2019年11月17日(日): 降誕前第6主日礼拝説教

 「こうして、教会はユダヤ、ガリラヤ、サマリアの全地方で平和を保ち、主を畏れ、聖霊に慰めを受け、基礎が固まって(9:31)」きました。神の平和を柱とし、主への畏れを土台とし、聖霊の慰めに結ばれて、キリストの教会が立てられていきます。これを無くして、教会は立ち行きません。嵐の海に漕ぎ出すのであればなおさらのことです。
 ステファノの殉教に端を発して、キリストの教会への迫害が強まっていきました。しかし、迫害の急先鋒だったサウロは、天から主の声を聞きます。「わたしは、あなたが迫害しているイエスである(9:5)」。サウロは、本物の愛と出会ってしまいました。圧倒的な愛に伏して信じるほかありません。ここに、主への畏れが生じます。
 サウロは、イエス・キリストを宣べ伝えました。しかし、教会の人々は、サウロのことを恐れて信じませんでした。そんなサウロを仲介したのが、バルナバ(慰めの子)でした。『慰め(ギリシャ語:パラクレイセオス)』という言葉には、『共に歩む』という意味があります。サウロも、バルナバも、教会の交わりがなければ、出会うことのなかった二人です。
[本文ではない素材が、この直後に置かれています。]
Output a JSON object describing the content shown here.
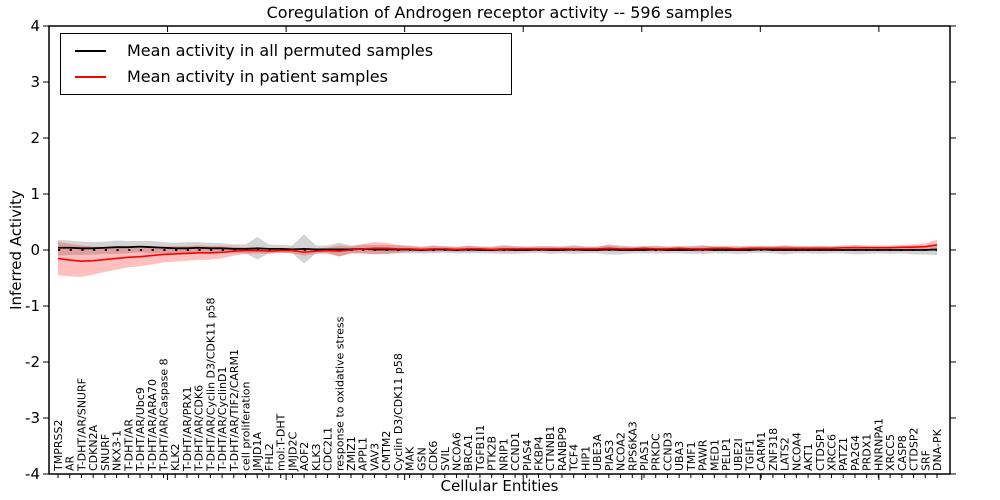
{
  "colors": {
    "background": "#ffffff",
    "frame": "#000000",
    "permuted_line": "#000000",
    "patient_line": "#ff0000",
    "permuted_band": "rgba(110,110,110,0.30)",
    "patient_band": "rgba(255,0,0,0.25)"
  },
  "chart_data": {
    "type": "line",
    "title": "Coregulation of Androgen receptor activity -- 596 samples",
    "xlabel": "Cellular Entities",
    "ylabel": "Inferred Activity",
    "ylim": [
      -4,
      4
    ],
    "yticks": [
      4,
      3,
      2,
      1,
      0,
      -1,
      -2,
      -3,
      -4
    ],
    "grid": false,
    "legend_position": "upper left",
    "zero_reference_line": {
      "y": 0,
      "style": "dotted",
      "color": "#000000"
    },
    "categories": [
      "TMPRSS2",
      "AR",
      "T-DHT/AR/SNURF",
      "CDKN2A",
      "SNURF",
      "NKX3-1",
      "T-DHT/AR",
      "T-DHT/AR/Ubc9",
      "T-DHT/AR/ARA70",
      "T-DHT/AR/Caspase 8",
      "KLK2",
      "T-DHT/AR/PRX1",
      "T-DHT/AR/CDK6",
      "T-DHT/AR/Cyclin D3/CDK11 p58",
      "T-DHT/AR/CyclinD1",
      "T-DHT/AR/TIF2/CARM1",
      "cell proliferation",
      "JMJD1A",
      "FHL2",
      "mol:T-DHT",
      "JMJD2C",
      "AOF2",
      "KLK3",
      "CDC2L1",
      "response to oxidative stress",
      "ZMIZ1",
      "APPL1",
      "VAV3",
      "CMTM2",
      "Cyclin D3/CDK11 p58",
      "MAK",
      "GSN",
      "CDK6",
      "SVIL",
      "NCOA6",
      "BRCA1",
      "TGFB1I1",
      "PTK2B",
      "NRIP1",
      "CCND1",
      "PIAS4",
      "FKBP4",
      "CTNNB1",
      "RANBP9",
      "TCF4",
      "HIP1",
      "UBE3A",
      "PIAS3",
      "NCOA2",
      "RPS6KA3",
      "PIAS1",
      "PRKDC",
      "CCND3",
      "UBA3",
      "TMF1",
      "PAWR",
      "MED1",
      "PELP1",
      "UBE2I",
      "TGIF1",
      "CARM1",
      "ZNF318",
      "LATS2",
      "NCOA4",
      "AKT1",
      "CTDSP1",
      "XRCC6",
      "PATZ1",
      "PA2G4",
      "PRDX1",
      "HNRNPA1",
      "XRCC5",
      "CASP8",
      "CTDSP2",
      "SRF",
      "DNA-PK"
    ],
    "series": [
      {
        "name": "Mean activity in all permuted samples",
        "color": "#000000",
        "line_style": "solid",
        "values": [
          0.04,
          0.04,
          0.03,
          0.03,
          0.04,
          0.05,
          0.05,
          0.06,
          0.05,
          0.04,
          0.03,
          0.03,
          0.04,
          0.03,
          0.03,
          0.02,
          0.02,
          0.03,
          0.02,
          0.02,
          0.01,
          0.02,
          0.01,
          0.01,
          0.01,
          0.01,
          0.02,
          0.01,
          0.01,
          0.01,
          0.01,
          0.0,
          0.01,
          0.01,
          0.0,
          0.01,
          0.0,
          0.0,
          0.01,
          0.0,
          0.0,
          0.01,
          0.0,
          0.0,
          0.01,
          0.0,
          0.0,
          0.01,
          0.0,
          0.0,
          0.0,
          0.01,
          0.0,
          0.0,
          0.0,
          0.01,
          0.0,
          0.0,
          0.0,
          0.0,
          0.01,
          0.0,
          0.0,
          0.0,
          0.0,
          0.0,
          0.0,
          0.0,
          0.0,
          0.0,
          0.0,
          0.0,
          0.0,
          0.0,
          0.0,
          0.01
        ],
        "band_halfwidth": [
          0.14,
          0.13,
          0.12,
          0.11,
          0.11,
          0.12,
          0.11,
          0.1,
          0.11,
          0.1,
          0.1,
          0.11,
          0.1,
          0.1,
          0.09,
          0.08,
          0.08,
          0.2,
          0.08,
          0.07,
          0.07,
          0.26,
          0.07,
          0.07,
          0.12,
          0.07,
          0.07,
          0.08,
          0.08,
          0.07,
          0.07,
          0.06,
          0.07,
          0.06,
          0.06,
          0.07,
          0.06,
          0.06,
          0.08,
          0.07,
          0.06,
          0.06,
          0.07,
          0.06,
          0.08,
          0.06,
          0.06,
          0.09,
          0.08,
          0.06,
          0.06,
          0.07,
          0.06,
          0.06,
          0.07,
          0.08,
          0.06,
          0.06,
          0.07,
          0.06,
          0.06,
          0.06,
          0.08,
          0.06,
          0.06,
          0.07,
          0.06,
          0.06,
          0.08,
          0.07,
          0.06,
          0.07,
          0.06,
          0.08,
          0.08,
          0.1
        ]
      },
      {
        "name": "Mean activity in patient samples",
        "color": "#ff0000",
        "line_style": "solid",
        "values": [
          -0.15,
          -0.18,
          -0.2,
          -0.19,
          -0.17,
          -0.15,
          -0.13,
          -0.12,
          -0.1,
          -0.08,
          -0.07,
          -0.06,
          -0.05,
          -0.05,
          -0.04,
          -0.02,
          -0.01,
          -0.01,
          -0.02,
          -0.01,
          -0.01,
          -0.04,
          -0.02,
          -0.01,
          -0.02,
          0.0,
          0.02,
          0.03,
          0.03,
          0.02,
          0.02,
          0.01,
          0.02,
          0.02,
          0.01,
          0.02,
          0.02,
          0.01,
          0.02,
          0.02,
          0.02,
          0.02,
          0.02,
          0.02,
          0.02,
          0.02,
          0.02,
          0.03,
          0.02,
          0.02,
          0.03,
          0.02,
          0.02,
          0.03,
          0.02,
          0.02,
          0.03,
          0.03,
          0.02,
          0.03,
          0.03,
          0.03,
          0.03,
          0.03,
          0.03,
          0.03,
          0.03,
          0.04,
          0.04,
          0.04,
          0.04,
          0.04,
          0.05,
          0.05,
          0.06,
          0.09
        ],
        "band_halfwidth": [
          0.3,
          0.29,
          0.28,
          0.25,
          0.22,
          0.2,
          0.18,
          0.17,
          0.16,
          0.14,
          0.14,
          0.13,
          0.13,
          0.12,
          0.11,
          0.08,
          0.06,
          0.05,
          0.05,
          0.04,
          0.05,
          0.06,
          0.05,
          0.05,
          0.1,
          0.06,
          0.09,
          0.11,
          0.1,
          0.07,
          0.05,
          0.04,
          0.05,
          0.04,
          0.04,
          0.05,
          0.04,
          0.04,
          0.05,
          0.04,
          0.04,
          0.04,
          0.04,
          0.04,
          0.04,
          0.04,
          0.04,
          0.05,
          0.04,
          0.04,
          0.04,
          0.04,
          0.04,
          0.04,
          0.04,
          0.05,
          0.04,
          0.04,
          0.04,
          0.04,
          0.04,
          0.04,
          0.05,
          0.04,
          0.04,
          0.04,
          0.04,
          0.04,
          0.05,
          0.04,
          0.04,
          0.04,
          0.04,
          0.05,
          0.06,
          0.09
        ]
      }
    ]
  }
}
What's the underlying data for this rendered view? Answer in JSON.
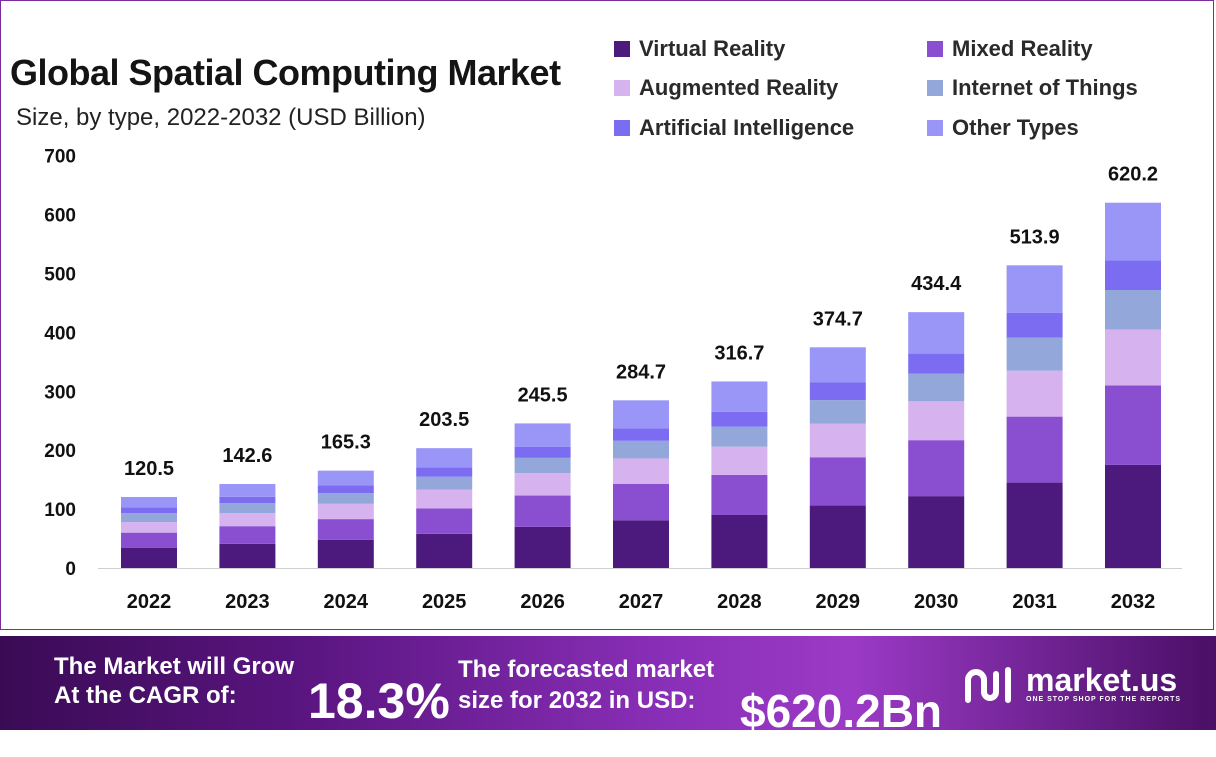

 キリストの教会は、『招かれたもの(ギリシャ語:エクレシア」と呼ばれるようになりました。もはや、ユダヤもガリラヤもサマリアもなく、外国人も寄留者もなく、すべての人々が、神の平和のうちに招かれているからです。平和の約束が、教会の柱です。これを無くして、教会は立ち行きません。現代の荒波に漕ぎ出すのであればなおさらのことです。
 「キリストにおいて、あなたがたも共に建てられ、霊の働きによって神の住まいとなるのです(エフェソ2:22)」。ならば、『死よりときはなちて、仕うる民となしたまえり(讃美歌390番)』。